Bucky hums and stretches his hands out towards the fire. God, but November in the wilderness of Europe is really no joke. “Right. And hey, I never told you,” he says, keeping his tone light, “but thanks for getting me out of that place too. Earlier.”
“Hm?” Steve turns to look at him, the light of the flames reflecting in his eyes. “What do you -”
“You know. Azzano. Thanks for coming back for me.”
A branch pops in the fire, sending a swirl of embers up into the air. Steve shakes his head fondly. “‘Course I came back. I’m always gonna come back for you, Buck, you know that.” The fire is casting a funny light onto his features, and if Bucky lets his eyes defocus, it’s almost like the Steve from Brooklyn is sitting down beside him. “End of the line, remember?”

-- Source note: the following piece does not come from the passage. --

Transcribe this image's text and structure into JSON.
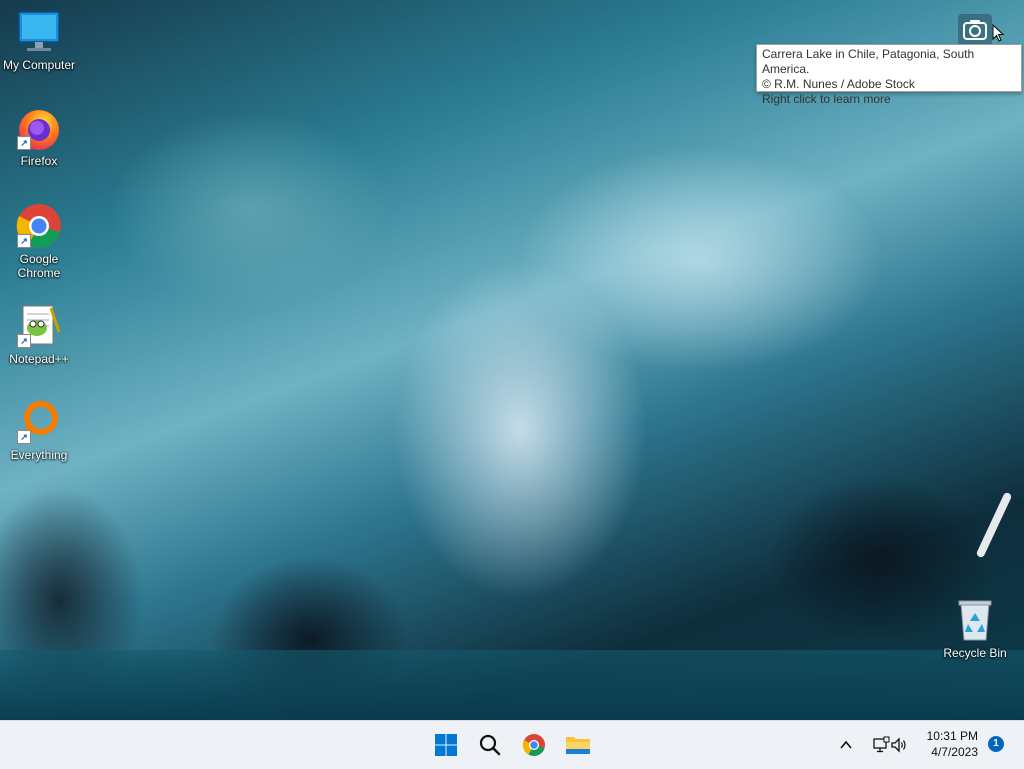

Bucky smiles and throws his arm around Steve’s shoulders, pulling him in closer like he did back when he only came up to Bucky’s chest. “I remember,” he says. “You know I do. Hey, Dernier should be on his way back by now, I think we could get some sleep,” but even after Dernier stumbles back into camp they stay sitting by the fire together, their faces turned to look at the flames as the embers float up into the night sky, bright young sparks that burn and fade and eventually become one with the stars.